Well, reviewing all fifteen tracks of this double disc separately isn't possible of course, but I'll pick out some of the tracks that are familiar to me like for instance the opening piece of the first disc. For many people the album Garden Shed (1977) recorded by the British band England, is probably unknown. However, I still regard this record to be one of the finest prog rock albums ever. This masterpiece contains a perfect blend of the music of Genesis and Yes! Three Piece Suite is very well covered featuring Robert Webb, the original keyboard player of England. Beside Webb guitarist Ákos Bogáti-Bokor (Yesterdays, Tabula Smaragdina, The Cosmic Remedy) provides this long piece an extra dimension with his fine guitar passages.
Dancing With The Moonlit Knight by Genesis comes pretty close to the original version thanks to the fabulously performed keyboard parts by David Myers (The Musical Box) and the electric guitar parts played by Kamran Alan Shikoh (Glass Hammer). A special mention applies to the intro that was written for this great track. Myers's piano parts on the track Before The Dance sound amazingly and could have been written by Genesis. Being a fan of Gentle Giant I also enjoyed the great rendition of Aspirations. This time it sounds slightly jazzier than it was originally recorded by this British band due to the contributions of Jan-Olof Stranberg (fretless bass), Mimmo Ferri (electric piano) and Beatrice Birardi (vibraphone).
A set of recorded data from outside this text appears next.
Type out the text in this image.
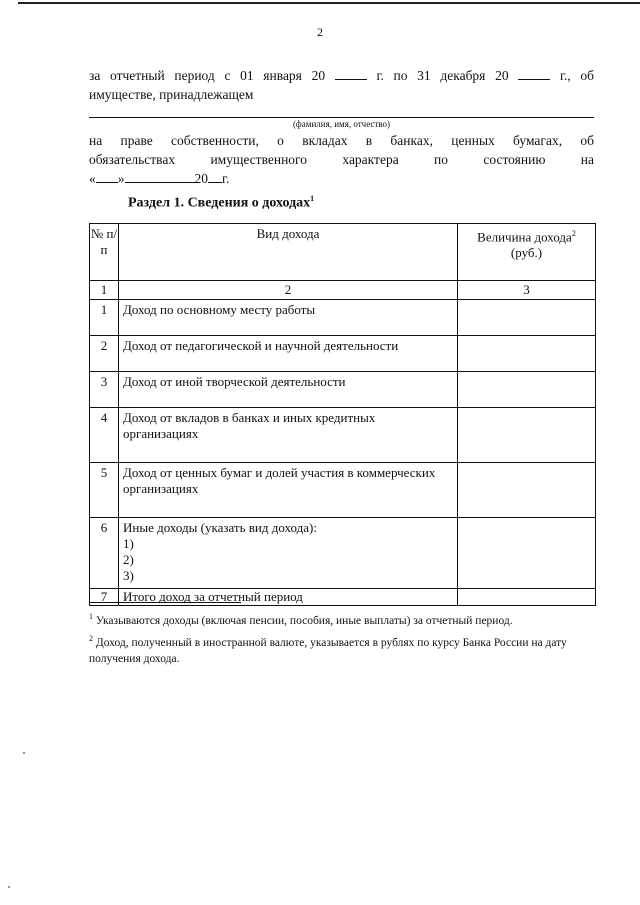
2
за отчетный период с 01 января 20	г. по 31 декабря 20	г., об
имуществе, принадлежащем
(фамилия, имя, отчество)
на праве собственности, о вкладах в банках, ценных бумагах, об
обязательствах имущественного характера по состоянию на
« »	20 г.
Раздел 1. Сведения о доходах$^1$
№ п/п	Вид дохода	Величина дохода$^2$
(руб.)
1	2	3
1	Доход по основному месту работы	
2	Доход от педагогической и научной деятельности	
3	Доход от иной творческой деятельности	
4	Доход от вкладов в банках и иных кредитных организациях	
5	Доход от ценных бумаг и долей участия в коммерческих организациях	
6	Иные доходы (указать вид дохода):
1)
2)
3)	

7	Итого доход за отчетный период	

$^1$ Указываются доходы (включая пенсии, пособия, иные выплаты) за отчетный период.

$^2$ Доход, полученный в иностранной валюте, указывается в рублях по курсу Банка России на дату получения дохода.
It was also a great delight to listen to Traveler, one of the early compositions by the Italian prog rockers of Premiata Forneria Marconi (PFM) beautifully sung by Mark Trueack (ex-Unitopia). It also contains some fine violin and acoustic guitar playing by Steve Unruh and fabulous keyboard parts by Stefano Vicarelli (Yessongs Italy). One More Red Nightmare (King Crimson) is very recognizable as well. The additional saxophone parts by Risto Salmi (Paidarion, Mist Season ) and the violin parts by Unruh make the difference compared to the original piece. To Take Him Away - originally recorded by the French band Sandrose - is a typical prog rock tune that most people aren't familiar with. The version on this album is beautiful; especially the Mellotron and electric guitar parts are just outstanding!
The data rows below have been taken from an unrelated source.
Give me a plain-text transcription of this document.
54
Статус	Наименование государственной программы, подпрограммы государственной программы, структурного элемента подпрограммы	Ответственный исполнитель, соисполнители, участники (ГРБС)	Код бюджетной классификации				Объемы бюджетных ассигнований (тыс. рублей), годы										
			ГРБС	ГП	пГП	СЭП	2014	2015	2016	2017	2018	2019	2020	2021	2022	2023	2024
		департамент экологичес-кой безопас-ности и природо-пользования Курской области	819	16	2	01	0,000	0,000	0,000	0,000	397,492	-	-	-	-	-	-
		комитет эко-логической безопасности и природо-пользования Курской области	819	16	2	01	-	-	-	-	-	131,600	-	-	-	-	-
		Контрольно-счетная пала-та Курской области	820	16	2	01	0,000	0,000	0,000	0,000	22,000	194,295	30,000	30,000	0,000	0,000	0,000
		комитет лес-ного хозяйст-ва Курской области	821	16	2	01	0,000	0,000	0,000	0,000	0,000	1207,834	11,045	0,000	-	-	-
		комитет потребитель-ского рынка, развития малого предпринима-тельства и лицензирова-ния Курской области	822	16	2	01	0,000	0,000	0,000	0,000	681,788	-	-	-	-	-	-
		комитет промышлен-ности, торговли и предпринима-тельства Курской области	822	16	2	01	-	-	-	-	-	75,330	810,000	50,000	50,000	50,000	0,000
My last familiar song on the first disc is a cover of the Yes composition Time And A Word. It has an additional vocal intro and outro sung by Jon Davison (Yes). At the time he recorded this song he still was the lead singer with Glass Hammer. He was asked to become the frontman with Yes after finishing it. This piece surely comes close to the original version, although the Spanish interlude makes it a rather original track!
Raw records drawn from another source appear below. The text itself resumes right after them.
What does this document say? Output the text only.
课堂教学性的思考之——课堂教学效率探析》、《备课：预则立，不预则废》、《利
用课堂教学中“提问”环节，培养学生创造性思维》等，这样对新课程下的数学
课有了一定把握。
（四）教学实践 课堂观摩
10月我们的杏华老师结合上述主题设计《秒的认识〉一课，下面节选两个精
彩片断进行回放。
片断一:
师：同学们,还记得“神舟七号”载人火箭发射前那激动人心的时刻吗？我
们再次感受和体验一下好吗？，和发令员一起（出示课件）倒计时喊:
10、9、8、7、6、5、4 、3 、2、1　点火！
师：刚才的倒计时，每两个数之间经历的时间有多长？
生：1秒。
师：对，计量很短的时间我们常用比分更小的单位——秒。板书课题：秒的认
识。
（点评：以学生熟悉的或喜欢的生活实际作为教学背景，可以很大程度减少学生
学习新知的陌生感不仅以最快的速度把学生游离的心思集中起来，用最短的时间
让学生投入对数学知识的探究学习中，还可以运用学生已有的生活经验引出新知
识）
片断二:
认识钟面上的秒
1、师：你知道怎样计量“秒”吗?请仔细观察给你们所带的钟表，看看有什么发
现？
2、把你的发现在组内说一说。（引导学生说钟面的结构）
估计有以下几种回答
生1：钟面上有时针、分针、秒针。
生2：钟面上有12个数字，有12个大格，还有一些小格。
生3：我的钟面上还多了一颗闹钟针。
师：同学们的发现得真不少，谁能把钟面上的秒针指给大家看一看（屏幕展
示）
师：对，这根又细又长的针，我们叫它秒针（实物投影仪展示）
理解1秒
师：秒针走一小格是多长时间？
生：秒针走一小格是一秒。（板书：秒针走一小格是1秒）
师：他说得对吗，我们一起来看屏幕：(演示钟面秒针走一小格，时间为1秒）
The second disc opens with a familiar piece. Singring And The Glass Guitar by Todd Rundgren's Utopia is a tongue-in-cheek epic composition from their masterpiece Ra (1977). The original version contains several solo spots performed by all band members on drums, guitar, bass and keyboards. This version is no exception and holds these solos as well, but now performed by guitarist Roine Stolt (The Flower Kings), keyboardist Guy LeBlanc (Camel), bassist Jan-Olof Stranberg and drummer Kimmo Pörsti. I have to compliment vocalist Phideaux Xavier whose voice is quite similar to the voice of Rundgren. Although I wasn't familiar with Darkness, a song by Van Der Graaf Generator, I immediately recognized it as a track from this band. Especially Steve Unruh's lead vocals put me on the right track, since I thought I was listening to Peter Hammill. The last rather known piece on the second disc is Jacob's Ladder by Rush. It's again a true rendition sung by Unruh, Barbara Rubin and Ileessha Bailey.
Apart from the many beautiful covers on Secrets Of Disguise, the album also contains some original compositions. This time these originals have a higher quality level than on Undercover mainly due to the musical variety and the many stunning solos performed on the violin, the electric guitar and the synthesizer. Thanks to these stronger originals my rating for the second album by The Samurai Of Prog is higher than for the first one. No weak tracks at all this time and therefore I would like to compliment those who were responsible for collecting the good stuff. The band's third album is already in the making and will only consist of original material. One of the participating musicians will be Robert Webb, who wrote a thirty-minute long suite, and Linus Kåse (Anglagård) who will come up with a quirky, long track. This is certainly something to look out for, but for now I'll enjoy this strong second double album!